Other classroom strategies orient students to areas they are already interested in. Dana Herrera, associate professor of anthropology at St. Mary's College of California, used the multiple-user, online, virtual environment World of Warcraft to teach anthropology and, with her husband, economics professor András Margitay-Becht. She has used the game to teach introductory level students, and refresh upper-level ones, about cultural practice and learned and shared patterns of behavior. Students also examine what happens culturally when interacting with others when their gender, age, race, and general appearance are unclear, due to the anonymity of online activity.
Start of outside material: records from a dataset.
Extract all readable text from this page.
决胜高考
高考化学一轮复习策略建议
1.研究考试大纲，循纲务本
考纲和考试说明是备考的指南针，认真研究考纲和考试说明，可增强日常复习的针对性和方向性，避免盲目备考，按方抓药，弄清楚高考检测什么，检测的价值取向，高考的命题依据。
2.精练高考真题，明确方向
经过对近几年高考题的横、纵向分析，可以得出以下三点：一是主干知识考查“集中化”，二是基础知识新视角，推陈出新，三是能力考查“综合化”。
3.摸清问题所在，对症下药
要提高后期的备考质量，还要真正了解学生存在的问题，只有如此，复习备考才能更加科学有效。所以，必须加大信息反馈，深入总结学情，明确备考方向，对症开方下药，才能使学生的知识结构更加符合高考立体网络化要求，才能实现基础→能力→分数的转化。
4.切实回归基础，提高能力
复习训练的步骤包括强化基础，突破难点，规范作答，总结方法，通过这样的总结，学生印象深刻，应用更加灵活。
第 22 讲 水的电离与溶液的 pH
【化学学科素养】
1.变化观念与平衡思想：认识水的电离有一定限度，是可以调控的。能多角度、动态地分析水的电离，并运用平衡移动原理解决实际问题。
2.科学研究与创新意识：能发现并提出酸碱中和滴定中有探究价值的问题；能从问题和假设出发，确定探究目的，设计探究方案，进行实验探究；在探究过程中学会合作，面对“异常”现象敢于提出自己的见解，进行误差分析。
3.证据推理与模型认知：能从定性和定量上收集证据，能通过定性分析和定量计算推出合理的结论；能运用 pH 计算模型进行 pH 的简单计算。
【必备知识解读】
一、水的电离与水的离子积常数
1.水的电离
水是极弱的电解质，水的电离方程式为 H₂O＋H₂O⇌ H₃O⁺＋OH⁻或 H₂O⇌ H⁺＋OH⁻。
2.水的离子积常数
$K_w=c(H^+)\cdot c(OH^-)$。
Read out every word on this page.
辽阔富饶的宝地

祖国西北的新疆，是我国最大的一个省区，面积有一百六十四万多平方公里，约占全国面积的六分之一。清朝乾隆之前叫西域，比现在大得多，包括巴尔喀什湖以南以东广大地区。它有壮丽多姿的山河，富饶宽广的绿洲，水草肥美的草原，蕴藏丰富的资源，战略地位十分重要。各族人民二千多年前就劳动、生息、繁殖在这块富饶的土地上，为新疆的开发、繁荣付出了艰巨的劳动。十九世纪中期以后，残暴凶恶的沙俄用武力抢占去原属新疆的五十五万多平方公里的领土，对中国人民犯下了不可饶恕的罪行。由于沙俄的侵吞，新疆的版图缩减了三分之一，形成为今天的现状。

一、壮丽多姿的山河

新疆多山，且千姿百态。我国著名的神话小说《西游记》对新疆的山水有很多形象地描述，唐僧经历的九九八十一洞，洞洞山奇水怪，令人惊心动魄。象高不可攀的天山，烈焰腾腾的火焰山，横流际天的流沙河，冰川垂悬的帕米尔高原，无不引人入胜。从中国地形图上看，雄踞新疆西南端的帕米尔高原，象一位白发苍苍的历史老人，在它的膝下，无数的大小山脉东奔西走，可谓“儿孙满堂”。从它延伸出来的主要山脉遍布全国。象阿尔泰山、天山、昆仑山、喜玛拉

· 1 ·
Herrera said the experience has been eye-opening for students in the introductory levels, as they come to recognize that anthropology does not concern itself solely with far-away tribes from long-ago periods. It ponders human behavior as it occurs in the here and now. “My students say, 'Wait, this is anthropology?' ” she said, which prompts a second question: “ 'Wait, can I be a major in anthropology?' ”
She estimated that between 5 and 10 students have opted to major or minor in the department at her 2,300-student college over the last several years as a result of her use of the game.